Houston rapper Maxo Kream’s latest album, Weight of the World, is due in October. This new single features Tyler, the Creator, who released the excellent Call Me If You Get Lost earlier this year. “Big Persona” is pure Houston rap, designed for blasting out of slow-rolling cars around H-town and the Gulf Coast.
In February, PBS premiered Big Bend: The Wild Frontier of Texas, a documentary narrated by Thomas Haden Church about the world famous state park. In October, Explosions in the Sky (best known for providing music to Friday Night Lights) will release its soundtrack for the film. Clocking in at a little over three minutes, “Climbing Bear” is a comparatively short slice of what this Austin band does: epic, layered guitars, bass, and drums that stretch all over the horizon.

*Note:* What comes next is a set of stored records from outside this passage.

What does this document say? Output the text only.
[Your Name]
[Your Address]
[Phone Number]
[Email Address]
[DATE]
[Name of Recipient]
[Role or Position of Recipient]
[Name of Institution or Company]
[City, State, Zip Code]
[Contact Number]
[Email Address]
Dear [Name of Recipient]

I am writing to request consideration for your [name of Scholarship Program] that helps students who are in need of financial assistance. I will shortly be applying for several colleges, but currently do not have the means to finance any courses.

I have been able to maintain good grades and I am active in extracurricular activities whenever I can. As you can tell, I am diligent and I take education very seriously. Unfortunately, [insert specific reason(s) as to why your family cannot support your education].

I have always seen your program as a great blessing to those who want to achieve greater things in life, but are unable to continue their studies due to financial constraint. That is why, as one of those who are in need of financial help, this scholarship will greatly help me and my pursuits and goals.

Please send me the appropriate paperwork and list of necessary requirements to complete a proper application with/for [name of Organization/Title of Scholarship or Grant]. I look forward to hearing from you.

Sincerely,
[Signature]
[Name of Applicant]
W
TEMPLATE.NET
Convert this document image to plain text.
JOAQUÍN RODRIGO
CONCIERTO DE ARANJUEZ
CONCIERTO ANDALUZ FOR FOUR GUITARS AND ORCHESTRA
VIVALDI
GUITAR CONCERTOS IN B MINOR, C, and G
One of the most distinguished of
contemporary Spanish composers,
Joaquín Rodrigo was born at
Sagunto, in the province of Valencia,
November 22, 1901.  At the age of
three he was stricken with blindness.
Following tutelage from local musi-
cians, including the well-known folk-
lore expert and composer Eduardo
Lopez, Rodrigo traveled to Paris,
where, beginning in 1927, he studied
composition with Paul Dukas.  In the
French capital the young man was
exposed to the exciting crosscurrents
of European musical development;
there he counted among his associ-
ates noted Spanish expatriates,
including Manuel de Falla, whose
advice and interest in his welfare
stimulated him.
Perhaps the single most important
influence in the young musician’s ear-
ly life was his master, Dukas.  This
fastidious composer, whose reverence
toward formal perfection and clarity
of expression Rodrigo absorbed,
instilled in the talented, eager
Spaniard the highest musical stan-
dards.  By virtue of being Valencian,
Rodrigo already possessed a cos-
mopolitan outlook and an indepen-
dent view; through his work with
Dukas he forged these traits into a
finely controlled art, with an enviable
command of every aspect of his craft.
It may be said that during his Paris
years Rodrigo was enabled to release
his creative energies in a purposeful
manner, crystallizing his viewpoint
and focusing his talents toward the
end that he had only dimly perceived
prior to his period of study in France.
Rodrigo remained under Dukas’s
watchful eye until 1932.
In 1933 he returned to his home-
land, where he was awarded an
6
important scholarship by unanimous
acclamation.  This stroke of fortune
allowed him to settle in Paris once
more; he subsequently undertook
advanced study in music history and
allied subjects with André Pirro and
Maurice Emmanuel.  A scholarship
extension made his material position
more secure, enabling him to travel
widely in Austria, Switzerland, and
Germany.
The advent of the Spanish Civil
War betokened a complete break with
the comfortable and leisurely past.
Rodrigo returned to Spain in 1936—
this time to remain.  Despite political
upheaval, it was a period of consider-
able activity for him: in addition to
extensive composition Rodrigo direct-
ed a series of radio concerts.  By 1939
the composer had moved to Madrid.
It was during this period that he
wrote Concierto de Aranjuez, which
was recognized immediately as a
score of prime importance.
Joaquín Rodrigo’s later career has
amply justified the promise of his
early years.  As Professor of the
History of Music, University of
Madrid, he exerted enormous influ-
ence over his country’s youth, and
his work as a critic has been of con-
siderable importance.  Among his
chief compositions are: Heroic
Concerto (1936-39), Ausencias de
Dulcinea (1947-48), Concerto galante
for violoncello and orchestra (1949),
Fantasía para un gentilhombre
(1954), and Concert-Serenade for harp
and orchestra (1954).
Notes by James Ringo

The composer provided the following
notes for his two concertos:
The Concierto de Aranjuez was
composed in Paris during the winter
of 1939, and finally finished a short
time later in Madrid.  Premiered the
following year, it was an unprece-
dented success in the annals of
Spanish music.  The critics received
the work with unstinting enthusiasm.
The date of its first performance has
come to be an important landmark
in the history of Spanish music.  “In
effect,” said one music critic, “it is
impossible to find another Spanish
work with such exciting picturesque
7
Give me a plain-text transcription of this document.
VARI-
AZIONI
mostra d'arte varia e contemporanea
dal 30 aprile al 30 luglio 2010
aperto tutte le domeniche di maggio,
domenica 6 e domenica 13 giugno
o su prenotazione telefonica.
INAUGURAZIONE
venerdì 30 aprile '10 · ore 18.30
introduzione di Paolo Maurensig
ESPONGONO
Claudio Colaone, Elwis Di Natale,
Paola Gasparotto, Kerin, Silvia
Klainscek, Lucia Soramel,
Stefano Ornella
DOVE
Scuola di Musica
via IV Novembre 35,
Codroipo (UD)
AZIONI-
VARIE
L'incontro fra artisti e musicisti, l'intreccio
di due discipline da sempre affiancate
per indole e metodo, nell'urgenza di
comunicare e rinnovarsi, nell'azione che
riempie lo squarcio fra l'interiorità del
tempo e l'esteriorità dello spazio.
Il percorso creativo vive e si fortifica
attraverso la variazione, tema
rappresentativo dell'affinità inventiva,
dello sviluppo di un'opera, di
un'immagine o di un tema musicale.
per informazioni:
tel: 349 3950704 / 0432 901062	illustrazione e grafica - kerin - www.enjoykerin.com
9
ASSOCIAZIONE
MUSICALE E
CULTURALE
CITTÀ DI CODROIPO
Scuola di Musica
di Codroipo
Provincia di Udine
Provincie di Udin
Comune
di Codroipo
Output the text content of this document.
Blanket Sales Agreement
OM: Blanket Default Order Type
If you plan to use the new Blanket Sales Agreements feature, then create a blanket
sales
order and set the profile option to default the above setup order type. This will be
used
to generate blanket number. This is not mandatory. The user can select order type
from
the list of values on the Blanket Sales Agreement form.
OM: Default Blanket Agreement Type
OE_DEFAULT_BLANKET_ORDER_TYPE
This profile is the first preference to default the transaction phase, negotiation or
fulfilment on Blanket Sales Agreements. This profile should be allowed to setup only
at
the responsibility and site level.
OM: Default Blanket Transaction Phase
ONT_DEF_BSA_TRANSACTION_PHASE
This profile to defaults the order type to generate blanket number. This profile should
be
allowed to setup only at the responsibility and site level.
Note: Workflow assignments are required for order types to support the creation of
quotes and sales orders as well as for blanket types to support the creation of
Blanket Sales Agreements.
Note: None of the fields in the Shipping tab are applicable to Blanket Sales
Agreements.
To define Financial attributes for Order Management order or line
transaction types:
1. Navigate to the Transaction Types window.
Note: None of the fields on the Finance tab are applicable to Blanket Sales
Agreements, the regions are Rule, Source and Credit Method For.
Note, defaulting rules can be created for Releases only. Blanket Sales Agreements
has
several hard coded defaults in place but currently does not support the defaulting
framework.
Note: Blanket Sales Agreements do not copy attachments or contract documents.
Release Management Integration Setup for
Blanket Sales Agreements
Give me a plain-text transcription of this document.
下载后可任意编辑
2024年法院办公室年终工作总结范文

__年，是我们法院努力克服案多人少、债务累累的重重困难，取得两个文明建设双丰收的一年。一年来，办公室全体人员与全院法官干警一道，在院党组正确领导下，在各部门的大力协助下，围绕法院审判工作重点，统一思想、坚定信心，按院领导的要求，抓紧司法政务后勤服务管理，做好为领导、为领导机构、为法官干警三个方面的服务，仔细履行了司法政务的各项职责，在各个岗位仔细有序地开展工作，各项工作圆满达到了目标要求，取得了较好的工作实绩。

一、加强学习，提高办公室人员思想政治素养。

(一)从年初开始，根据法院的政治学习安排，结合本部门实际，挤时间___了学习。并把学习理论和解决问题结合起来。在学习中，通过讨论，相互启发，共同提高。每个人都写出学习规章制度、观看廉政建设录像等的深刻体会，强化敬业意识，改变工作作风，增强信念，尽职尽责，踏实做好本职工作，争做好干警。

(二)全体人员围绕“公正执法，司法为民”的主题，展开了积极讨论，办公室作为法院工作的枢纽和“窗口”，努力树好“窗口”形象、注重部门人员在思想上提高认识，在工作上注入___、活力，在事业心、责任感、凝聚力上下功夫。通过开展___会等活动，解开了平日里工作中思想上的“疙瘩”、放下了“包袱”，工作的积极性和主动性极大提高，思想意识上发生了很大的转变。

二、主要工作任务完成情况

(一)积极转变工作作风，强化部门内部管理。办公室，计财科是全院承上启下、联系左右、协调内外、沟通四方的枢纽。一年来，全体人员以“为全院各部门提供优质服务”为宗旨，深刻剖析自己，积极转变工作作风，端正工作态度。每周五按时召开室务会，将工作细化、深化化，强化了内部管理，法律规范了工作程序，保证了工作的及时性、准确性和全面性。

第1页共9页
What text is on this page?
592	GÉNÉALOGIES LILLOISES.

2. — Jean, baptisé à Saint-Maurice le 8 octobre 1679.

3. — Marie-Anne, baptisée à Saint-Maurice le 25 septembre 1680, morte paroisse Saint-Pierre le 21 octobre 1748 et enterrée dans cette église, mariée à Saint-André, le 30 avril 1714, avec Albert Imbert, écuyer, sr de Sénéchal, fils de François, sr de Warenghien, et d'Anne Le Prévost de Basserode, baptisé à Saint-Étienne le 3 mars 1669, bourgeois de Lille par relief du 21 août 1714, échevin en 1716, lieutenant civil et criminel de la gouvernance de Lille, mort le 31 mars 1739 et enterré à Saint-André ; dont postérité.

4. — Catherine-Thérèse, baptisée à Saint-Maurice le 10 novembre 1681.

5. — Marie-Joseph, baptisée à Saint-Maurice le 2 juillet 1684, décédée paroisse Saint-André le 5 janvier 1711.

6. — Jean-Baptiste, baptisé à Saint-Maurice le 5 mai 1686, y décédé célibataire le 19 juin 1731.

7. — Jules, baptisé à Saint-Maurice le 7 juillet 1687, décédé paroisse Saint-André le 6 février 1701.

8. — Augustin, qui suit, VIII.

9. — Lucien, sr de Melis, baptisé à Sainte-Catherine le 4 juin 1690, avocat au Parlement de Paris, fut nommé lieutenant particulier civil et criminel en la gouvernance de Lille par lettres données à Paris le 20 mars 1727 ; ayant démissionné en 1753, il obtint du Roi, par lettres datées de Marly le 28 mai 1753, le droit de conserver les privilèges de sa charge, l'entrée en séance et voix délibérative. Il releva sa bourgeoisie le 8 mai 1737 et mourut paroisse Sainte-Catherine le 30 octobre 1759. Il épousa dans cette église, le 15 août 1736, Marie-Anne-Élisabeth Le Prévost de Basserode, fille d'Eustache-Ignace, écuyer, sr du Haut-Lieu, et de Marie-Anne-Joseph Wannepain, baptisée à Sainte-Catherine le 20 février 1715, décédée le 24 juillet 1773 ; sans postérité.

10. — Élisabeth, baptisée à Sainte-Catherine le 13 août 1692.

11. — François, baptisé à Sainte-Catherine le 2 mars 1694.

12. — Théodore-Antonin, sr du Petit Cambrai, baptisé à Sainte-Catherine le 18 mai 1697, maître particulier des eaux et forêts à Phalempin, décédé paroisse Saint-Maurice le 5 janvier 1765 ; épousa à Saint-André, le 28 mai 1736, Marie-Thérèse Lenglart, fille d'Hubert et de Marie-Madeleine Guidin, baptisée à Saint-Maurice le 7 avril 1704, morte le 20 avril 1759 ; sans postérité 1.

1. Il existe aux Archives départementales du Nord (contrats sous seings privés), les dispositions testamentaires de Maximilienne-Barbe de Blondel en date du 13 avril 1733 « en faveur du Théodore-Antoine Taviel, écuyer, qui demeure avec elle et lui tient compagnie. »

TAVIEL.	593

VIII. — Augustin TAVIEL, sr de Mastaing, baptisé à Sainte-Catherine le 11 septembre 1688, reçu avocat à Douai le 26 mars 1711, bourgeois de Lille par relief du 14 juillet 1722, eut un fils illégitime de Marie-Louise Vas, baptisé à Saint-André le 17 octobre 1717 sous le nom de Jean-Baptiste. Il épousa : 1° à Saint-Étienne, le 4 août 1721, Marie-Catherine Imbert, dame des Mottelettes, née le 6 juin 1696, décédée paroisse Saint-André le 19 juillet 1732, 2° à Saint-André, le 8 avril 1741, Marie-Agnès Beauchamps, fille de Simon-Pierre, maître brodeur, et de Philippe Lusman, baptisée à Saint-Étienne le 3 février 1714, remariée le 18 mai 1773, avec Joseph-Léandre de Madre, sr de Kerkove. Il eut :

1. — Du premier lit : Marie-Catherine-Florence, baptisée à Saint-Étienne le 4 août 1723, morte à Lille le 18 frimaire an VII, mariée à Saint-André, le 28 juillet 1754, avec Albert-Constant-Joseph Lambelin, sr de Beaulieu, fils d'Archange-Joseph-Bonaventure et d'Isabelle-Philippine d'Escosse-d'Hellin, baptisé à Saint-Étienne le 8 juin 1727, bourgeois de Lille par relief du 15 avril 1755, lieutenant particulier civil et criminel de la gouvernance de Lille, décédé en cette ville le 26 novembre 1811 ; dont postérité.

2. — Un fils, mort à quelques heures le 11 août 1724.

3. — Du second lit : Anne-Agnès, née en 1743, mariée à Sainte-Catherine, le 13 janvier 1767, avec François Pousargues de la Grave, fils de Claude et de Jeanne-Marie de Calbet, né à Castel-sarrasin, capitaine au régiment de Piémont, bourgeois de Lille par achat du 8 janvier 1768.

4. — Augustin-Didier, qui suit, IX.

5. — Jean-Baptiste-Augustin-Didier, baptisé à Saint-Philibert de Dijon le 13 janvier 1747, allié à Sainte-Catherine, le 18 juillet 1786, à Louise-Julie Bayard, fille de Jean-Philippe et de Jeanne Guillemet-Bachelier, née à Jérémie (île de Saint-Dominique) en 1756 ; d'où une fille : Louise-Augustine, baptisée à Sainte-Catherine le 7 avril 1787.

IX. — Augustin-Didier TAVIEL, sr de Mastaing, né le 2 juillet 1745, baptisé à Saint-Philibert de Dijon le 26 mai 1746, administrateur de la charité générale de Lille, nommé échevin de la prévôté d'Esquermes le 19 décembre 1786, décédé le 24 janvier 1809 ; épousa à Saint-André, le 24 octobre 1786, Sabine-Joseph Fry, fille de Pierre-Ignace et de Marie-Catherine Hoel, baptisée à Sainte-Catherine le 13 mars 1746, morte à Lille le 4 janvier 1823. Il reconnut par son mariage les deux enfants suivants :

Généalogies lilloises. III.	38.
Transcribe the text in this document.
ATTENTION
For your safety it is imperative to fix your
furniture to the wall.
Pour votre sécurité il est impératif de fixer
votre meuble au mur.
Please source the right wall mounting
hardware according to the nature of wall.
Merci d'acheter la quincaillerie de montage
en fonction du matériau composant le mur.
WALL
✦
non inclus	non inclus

As summer drew to a close, James McMurtry released The Horse and the Hounds, his first studio album since 2015. Here, the singer-songwriter, who turns 60 next March, blends Neil Young-ish guitar crunch and canny lyrics about making peace with where he is.
“Why Don’t You Touch Me” and “Steam” by Leon Bridges
The title of Bridges’ new album, Gold-Diggers Sound, feels like an in-joke about ambition: He doesn’t abandon the vintage soul vibes that made him famous, but this album is definitely from the 21st century. He knows his way around ballads like “Why Don’t You Touch Me,” so it would be great to hear him play with more songs like “Steam,” a light, up-tempo slice of R&B pitched between old and new.
Most think of Houston when they think of Texas hip-hop, but Latina rapper Krystall Poppin is from El Paso and joined by Midland talent Karlaaa. At almost two minutes, “Outta My Way” feels less like a finished track than a thesis statement (or a joint ripe for a few more voices). Still, it’s a welcome one. As they put it, “We from Texas where the time is slow:”
This Houston band (pronounced “KRUNG-bin”) has become a cult sensation by sounding like everything at once and nobody else. Elements of surf, dub reggae, rock, soul, East Asian, Middle Eastern music, and more abound in their brilliant instrumentals. On this album, various hands turn songs from Khruangbin’s third album, Mordechai, into dance tracks both chilled and energetic. Every track is worth putting various points on a mixtape.
The rootsy, swampy Shinyribs, led by singer Kevin Russell, formerly of Gourds fame, gets mellow on this single from the brand new Late Night TV Gold. With its classic sound and lyrics like “Sweet as a magnolia hanging over the house; peaches on a picnic table, I pop them in my mouth,” this song could have been written in 1976, 1996, or 2026.
Erika Wennerstrom has been the sole constant in the Heartless Bastards since the band’s beginning. The mid-tempo “How Low” calls for community and understanding in a time of grief, division, and endless greed.
Fort Worth country songwriter and future metalhead Cody Jinks is releasing two albums this November, a country one called Mercy and a metal one with the band Caned by Nod called None the Wiser. This is the first single from the former, a manifesto of sorts by a country artist with nothing to lose.